Why? Well, as we just described above, dry air increases the amount of dust and other allergens in the air, so adding a little moisture not only soothes dry nasal, sinus, asthma and respiratory symptoms but also makes those dust particles a little heavier so they don’t float around as well.
Most homes have dry air from time to time, and if you have a humidity meter or hygrometer, you’ll probably notice that when the humidity drops to 25% or less, you’ve got more dust floating around-and your allergies, sneezing, coughing, all increase, too. How much moisture do you need? It’s pretty simple-just set the humidifier to 35% and see how that goes first. If you notice a difference, leave it there for a while.

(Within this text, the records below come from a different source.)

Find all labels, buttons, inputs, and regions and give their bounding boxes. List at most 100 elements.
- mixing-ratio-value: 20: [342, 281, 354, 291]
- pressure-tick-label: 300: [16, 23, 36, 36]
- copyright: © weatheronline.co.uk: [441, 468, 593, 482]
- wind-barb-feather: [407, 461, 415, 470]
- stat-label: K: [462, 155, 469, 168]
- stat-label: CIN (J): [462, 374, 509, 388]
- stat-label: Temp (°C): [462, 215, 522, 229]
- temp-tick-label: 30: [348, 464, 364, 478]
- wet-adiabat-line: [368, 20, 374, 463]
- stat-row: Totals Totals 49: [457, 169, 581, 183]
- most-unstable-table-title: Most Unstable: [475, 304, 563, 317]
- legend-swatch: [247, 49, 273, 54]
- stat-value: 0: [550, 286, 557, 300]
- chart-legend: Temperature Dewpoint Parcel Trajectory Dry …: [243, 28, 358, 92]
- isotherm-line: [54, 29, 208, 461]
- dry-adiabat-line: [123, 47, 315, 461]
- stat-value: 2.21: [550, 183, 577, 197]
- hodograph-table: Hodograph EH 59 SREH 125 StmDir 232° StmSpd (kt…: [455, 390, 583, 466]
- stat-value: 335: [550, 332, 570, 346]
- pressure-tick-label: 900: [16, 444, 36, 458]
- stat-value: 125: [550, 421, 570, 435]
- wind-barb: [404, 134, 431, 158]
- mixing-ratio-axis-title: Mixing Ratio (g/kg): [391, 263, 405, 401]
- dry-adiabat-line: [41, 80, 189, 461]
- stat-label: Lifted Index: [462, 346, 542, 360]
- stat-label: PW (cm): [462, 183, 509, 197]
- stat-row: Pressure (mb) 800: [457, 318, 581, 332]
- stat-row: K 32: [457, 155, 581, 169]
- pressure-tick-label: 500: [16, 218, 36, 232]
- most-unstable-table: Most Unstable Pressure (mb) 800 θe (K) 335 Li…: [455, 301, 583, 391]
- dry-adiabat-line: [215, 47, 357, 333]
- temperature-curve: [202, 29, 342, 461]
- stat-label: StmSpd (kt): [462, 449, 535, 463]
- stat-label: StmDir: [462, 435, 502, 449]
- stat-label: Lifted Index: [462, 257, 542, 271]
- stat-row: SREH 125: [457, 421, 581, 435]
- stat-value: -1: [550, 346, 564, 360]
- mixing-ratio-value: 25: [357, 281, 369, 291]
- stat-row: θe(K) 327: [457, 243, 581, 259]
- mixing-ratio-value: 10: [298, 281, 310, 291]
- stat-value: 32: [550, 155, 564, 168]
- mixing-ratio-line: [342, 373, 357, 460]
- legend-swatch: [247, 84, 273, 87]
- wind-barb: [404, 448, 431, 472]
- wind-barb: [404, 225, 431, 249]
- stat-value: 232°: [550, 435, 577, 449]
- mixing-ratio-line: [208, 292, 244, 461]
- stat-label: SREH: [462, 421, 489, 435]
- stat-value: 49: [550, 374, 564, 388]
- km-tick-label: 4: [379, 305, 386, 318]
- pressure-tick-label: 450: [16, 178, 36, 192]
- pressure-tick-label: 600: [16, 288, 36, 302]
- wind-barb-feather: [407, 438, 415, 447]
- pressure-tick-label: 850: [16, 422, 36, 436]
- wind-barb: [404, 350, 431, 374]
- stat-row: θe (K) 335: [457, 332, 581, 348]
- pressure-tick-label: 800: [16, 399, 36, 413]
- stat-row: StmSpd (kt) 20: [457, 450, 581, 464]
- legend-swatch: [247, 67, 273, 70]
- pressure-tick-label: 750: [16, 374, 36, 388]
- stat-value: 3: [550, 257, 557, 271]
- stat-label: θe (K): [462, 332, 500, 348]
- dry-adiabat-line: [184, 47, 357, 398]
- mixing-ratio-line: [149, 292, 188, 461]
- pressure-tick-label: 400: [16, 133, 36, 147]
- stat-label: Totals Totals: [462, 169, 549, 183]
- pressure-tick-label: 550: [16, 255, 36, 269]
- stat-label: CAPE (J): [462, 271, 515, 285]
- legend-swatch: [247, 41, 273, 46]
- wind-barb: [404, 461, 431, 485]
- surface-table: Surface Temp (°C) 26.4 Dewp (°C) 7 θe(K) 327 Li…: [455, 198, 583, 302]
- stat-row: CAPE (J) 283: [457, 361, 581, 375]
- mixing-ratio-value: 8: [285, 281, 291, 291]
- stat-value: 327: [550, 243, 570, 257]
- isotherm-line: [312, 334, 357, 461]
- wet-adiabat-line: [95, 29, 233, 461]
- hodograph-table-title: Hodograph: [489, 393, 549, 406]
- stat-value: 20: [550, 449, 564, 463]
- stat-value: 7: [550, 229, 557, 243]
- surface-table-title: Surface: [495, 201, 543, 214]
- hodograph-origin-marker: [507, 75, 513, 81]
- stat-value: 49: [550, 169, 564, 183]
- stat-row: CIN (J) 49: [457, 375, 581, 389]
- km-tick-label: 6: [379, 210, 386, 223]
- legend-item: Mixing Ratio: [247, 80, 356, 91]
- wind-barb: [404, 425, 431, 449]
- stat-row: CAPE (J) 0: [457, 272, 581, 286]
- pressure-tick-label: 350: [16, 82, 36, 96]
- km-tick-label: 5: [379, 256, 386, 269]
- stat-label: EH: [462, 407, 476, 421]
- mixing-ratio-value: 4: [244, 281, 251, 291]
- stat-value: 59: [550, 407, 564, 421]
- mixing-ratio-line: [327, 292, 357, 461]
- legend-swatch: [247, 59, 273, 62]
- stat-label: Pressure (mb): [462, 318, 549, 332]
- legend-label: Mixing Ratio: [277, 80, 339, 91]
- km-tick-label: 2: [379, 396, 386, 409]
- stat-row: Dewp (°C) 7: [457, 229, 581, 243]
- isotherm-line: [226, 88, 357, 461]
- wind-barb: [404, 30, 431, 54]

If you’re still having about the same amount of symptoms, increase it to about 40 or 45%. That’s usually about the maximum humidity you’ll want for your home. It’s enough to add soothing moisture and keep the dust down, but not too much (above 55%) that would tend to feed mold or bacteria growth. Any wood furniture you have likes indoor humidity of around 45-55% too, so you’ll keep them looking newer, less likely to have cracked finishes, as well, by using a humidifier.
So, while we do recommend that you filter the air in your home or room to remove as much dust as possible, we also recommend using a top-rated room humidifier to keep dry air from unwittingly causing you more problems and keep even more of that dust out of the air you’re breathing every day.